Les sanctions pénales sont apparues dans la loi ELAN du 23 novembre 2018 : lorsque le préfet constate qu’un loyer ne respecte pas le loyer de référence majoré, il met en demeure le bailleur de s’y conformer et à défaut, peut prononcer une amende d’un montant maximal de 5000 € pour une personne physique et de 15 000 € pour une personne morale. Le préfet peut déléguer cette attribution aux collectivités territoriales depuis la loi 3DS du 21 février 2022 (c’est chose faite pour la Ville de Paris depuis le 1er janvier 2023). Il est à noter que ces dispositions pénales ne peuvent sanctionner un complément de loyer injustifié ou excessif.

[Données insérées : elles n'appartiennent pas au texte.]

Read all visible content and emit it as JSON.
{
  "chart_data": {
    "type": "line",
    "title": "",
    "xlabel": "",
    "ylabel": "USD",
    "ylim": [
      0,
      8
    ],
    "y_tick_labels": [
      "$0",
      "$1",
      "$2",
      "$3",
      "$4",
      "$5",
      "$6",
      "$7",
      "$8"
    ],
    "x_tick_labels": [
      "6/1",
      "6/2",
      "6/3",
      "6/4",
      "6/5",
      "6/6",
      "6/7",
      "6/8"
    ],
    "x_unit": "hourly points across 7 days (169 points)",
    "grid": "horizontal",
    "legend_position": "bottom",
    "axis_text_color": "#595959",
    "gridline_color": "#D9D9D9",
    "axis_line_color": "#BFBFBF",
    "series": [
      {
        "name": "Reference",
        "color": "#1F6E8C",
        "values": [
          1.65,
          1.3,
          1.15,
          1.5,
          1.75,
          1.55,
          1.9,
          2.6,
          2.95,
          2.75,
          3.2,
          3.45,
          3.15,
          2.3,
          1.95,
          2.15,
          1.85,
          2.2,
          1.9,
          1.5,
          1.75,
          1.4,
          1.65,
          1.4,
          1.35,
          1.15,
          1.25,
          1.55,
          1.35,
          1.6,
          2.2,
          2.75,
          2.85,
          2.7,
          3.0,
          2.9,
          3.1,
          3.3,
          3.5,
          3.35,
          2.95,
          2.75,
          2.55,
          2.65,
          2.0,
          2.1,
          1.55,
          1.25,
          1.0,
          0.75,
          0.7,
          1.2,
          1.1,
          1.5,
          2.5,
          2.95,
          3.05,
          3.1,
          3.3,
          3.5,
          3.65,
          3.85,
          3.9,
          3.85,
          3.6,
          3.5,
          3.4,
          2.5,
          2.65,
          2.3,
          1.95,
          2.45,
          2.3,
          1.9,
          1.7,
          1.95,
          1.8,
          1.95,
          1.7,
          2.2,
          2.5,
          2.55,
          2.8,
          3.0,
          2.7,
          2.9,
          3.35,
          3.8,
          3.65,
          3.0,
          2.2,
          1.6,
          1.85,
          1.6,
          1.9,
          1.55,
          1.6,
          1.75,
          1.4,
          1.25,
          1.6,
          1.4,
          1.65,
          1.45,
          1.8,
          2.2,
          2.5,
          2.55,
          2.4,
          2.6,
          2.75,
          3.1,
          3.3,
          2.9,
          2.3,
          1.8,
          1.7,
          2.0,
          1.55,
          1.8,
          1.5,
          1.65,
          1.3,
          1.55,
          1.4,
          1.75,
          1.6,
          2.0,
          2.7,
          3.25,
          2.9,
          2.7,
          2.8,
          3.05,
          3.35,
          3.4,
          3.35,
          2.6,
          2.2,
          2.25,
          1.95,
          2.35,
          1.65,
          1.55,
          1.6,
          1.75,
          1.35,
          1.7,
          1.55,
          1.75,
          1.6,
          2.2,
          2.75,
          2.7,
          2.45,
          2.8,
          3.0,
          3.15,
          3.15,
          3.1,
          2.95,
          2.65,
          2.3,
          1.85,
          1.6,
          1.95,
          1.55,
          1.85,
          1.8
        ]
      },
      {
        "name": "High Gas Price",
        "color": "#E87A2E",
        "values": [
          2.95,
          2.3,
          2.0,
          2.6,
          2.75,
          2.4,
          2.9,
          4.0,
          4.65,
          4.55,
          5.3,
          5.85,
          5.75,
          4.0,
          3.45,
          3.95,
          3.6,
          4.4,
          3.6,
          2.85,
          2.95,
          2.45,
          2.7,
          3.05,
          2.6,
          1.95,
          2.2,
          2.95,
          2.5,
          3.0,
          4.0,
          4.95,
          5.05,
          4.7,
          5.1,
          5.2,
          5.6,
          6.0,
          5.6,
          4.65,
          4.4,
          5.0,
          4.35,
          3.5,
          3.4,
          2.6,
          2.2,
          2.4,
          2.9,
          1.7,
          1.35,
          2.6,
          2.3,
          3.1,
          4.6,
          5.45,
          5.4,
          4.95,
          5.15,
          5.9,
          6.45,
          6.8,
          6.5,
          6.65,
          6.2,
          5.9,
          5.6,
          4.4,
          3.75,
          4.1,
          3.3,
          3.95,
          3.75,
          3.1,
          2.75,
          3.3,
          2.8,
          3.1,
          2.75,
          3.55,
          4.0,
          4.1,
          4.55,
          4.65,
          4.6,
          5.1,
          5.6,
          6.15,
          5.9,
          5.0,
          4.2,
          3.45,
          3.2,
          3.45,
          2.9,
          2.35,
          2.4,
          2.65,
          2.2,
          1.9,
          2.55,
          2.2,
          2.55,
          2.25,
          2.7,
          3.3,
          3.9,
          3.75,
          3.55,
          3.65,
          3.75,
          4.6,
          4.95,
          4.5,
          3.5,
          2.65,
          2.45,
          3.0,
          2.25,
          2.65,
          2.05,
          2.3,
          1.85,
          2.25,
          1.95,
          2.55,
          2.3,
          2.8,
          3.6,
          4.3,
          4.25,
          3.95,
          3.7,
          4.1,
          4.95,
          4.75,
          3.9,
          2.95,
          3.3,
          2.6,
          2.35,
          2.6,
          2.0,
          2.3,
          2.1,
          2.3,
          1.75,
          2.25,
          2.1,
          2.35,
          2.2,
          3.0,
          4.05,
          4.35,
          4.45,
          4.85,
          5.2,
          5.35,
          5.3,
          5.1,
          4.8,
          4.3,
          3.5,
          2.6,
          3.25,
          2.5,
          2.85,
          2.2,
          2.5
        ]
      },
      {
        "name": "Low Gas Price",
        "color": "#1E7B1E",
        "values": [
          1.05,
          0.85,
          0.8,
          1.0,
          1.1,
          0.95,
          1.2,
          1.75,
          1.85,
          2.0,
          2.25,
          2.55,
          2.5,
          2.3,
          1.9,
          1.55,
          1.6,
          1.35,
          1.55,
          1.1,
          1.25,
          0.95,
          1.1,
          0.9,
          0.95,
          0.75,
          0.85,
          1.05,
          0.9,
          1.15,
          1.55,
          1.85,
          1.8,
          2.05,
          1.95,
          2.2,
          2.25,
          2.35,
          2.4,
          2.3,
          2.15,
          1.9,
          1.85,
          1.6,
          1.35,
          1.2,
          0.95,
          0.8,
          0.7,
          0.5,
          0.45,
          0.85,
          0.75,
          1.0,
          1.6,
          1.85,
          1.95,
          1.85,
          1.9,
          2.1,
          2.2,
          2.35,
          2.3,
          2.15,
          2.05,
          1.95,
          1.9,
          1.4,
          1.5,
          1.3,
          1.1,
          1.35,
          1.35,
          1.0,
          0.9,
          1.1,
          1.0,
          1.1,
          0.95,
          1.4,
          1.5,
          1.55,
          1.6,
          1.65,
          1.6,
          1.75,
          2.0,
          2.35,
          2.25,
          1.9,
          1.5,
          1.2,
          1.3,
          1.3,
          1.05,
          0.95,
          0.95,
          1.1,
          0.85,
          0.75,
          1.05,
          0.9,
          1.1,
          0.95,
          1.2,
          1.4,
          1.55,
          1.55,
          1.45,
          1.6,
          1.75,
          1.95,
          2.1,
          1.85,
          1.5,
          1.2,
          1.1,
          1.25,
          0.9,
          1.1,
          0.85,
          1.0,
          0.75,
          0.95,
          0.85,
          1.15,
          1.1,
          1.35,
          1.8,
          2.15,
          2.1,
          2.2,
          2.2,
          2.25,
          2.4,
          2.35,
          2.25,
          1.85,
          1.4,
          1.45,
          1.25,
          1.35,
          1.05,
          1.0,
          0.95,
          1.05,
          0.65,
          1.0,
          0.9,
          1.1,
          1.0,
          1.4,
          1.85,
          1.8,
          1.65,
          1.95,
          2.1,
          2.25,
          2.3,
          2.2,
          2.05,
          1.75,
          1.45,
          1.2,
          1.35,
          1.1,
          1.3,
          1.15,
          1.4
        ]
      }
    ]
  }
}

Un bailleur respectant le loyer de référence majoré, sans complément de loyer, peut-il être serein ?
Une telle vérification est évidemment nécessaire à sa sérénité. Mais ce n’est pas suffisant… D’une part, dans les zones tendues, il faut également respecter la règle selon laquelle le loyer applicable à un nouveau locataire ne peut excéder le loyer appliqué au précédent locataire. D’autre part, il faut aussi s’assurer que les modalités de détermination du loyer de référence ont été correctement appliquées : une superficie mentionnée au bail, qui excéderait la superficie réelle, conduira ainsi à une révision à la baisse du loyer autorisé puisque le loyer de référence est un loyer par m2. De même, si le logement est loué comme étant meublé, mais que l’ameublement est ultérieurement considéré comme insuffisant au regard de la loi du 6 juillet 1989, le loyer de référence applicable sera celui des logements nus, souvent inférieur à celui d’un logement meublé.